François Truffaut’s Shoot the Piano Player (1960) is one of those celebrated films that I had somehow just never seen until this weekend. Oh, I’d seen clips and knew a little about it—and I’d suspected that the phony gangster-movie opening of Ken Russell’s 1966 TV film on composer Georges Delerue, Don’t Shoot the Composer, was based on the Truffaut film (which it was), but I’d just never seen it. The experience was a sheer delight of the “Why hadn’t I seen this before?” variety. I loved everything about the film, but I can’t help but think that the blurb on the DVD case errs in calling it Truffaut’s “most playful film” without elaborating on that. It’s true, but more in terms of cinematically playful than in a literal sense. The film is a kind of a film-noir homage, but it’s rarely very serious about it and refuses to stay in a given genre. It’s a preposterous noir with a kind of art-film back story in the middle of it. It’s a comedy and a romance—and it always pretends to take itself seriously in each capacity.

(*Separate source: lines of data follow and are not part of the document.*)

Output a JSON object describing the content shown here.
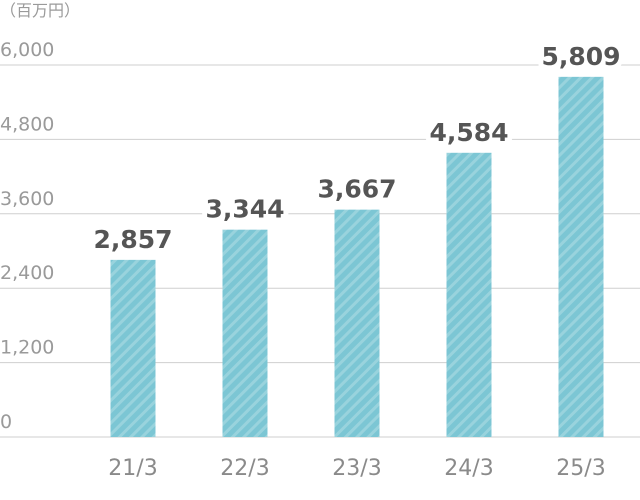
{
  "chart_data": {
    "type": "bar",
    "unit_label": "（百万円）",
    "categories": [
      "21/3",
      "22/3",
      "23/3",
      "24/3",
      "25/3"
    ],
    "values": [
      2857,
      3344,
      3667,
      4584,
      5809
    ],
    "value_labels": [
      "2,857",
      "3,344",
      "3,667",
      "4,584",
      "5,809"
    ],
    "color": "#7cc6d4",
    "ylim": [
      0,
      6000
    ],
    "yticks": [
      0,
      {
        "value": 1200,
        "label": "1,200"
      },
      {
        "value": 2400,
        "label": "2,400"
      },
      {
        "value": 3600,
        "label": "3,600"
      },
      {
        "value": 4800,
        "label": "4,800"
      },
      {
        "value": 6000,
        "label": "6,000"
      }
    ],
    "grid": true
  }
}
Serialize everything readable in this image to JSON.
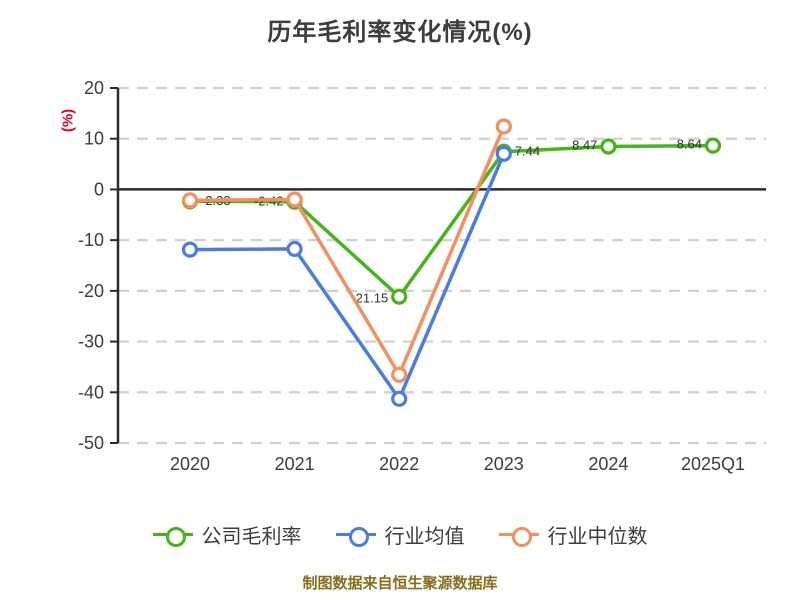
{
  "title": "历年毛利率变化情况(%)",
  "caption": "制图数据来自恒生聚源数据库",
  "colors": {
    "title": "#3d3d3d",
    "ylabel": "#e60012",
    "caption": "#8a6d1c",
    "axis": "#2b2b2b",
    "gridline": "#d0d0d0",
    "tick_text": "#3d3d3d",
    "data_label": "#333333"
  },
  "chart_data": {
    "type": "line",
    "title": "历年毛利率变化情况(%)",
    "xlabel": "",
    "ylabel": "(%)",
    "categories": [
      "2020",
      "2021",
      "2022",
      "2023",
      "2024",
      "2025Q1"
    ],
    "ylim": [
      -50,
      20
    ],
    "yticks": [
      20,
      10,
      0,
      -10,
      -20,
      -30,
      -40,
      -50
    ],
    "grid": "horizontal-dashed",
    "legend_position": "bottom",
    "marker": "hollow-circle",
    "series": [
      {
        "name": "公司毛利率",
        "color": "#45b619",
        "values": [
          -2.33,
          -2.42,
          -21.15,
          7.44,
          8.47,
          8.64
        ],
        "labels": [
          "-2.33",
          "-2.42",
          "-21.15",
          "7.44",
          "8.47",
          "8.64"
        ]
      },
      {
        "name": "行业均值",
        "color": "#4a7ce6",
        "values": [
          -11.87,
          -11.73,
          -41.29,
          7.03,
          null,
          null
        ],
        "labels": null
      },
      {
        "name": "行业中位数",
        "color": "#f68f5f",
        "values": [
          -2.15,
          -1.98,
          -36.54,
          12.41,
          null,
          null
        ],
        "labels": null
      }
    ]
  }
}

The story is built around Charlie Kohler (Charles Aznavour), the piano player in a bar that otherwise has nothing much going for it. He’s largely shut off from everyone and in his own little world—at least until his shiftless brother arrives bringing trouble in the form of a pair of not very menacing gangsters whom he has cheated in a robbery (though the gangsters’ ineptitude ultimately makes them dangerous). Charlie can’t help but become involved, because the gangsters insist on involving him—and by extension, the waitress, Lena (Marie Dubois), who is attracted to him.
Its ironic shifts of mood, from farce to near tragedy, conceal a deeper tone of despair. Charles Aznavour stars as a timid man, driven from society, who hurts when he tries to be kind and kills when he tries to love. Made with enthusiasm and audacity, it still seems fresh. What follows is a deliciously wild ride—and one of those rare movies that you’re sorry to see end.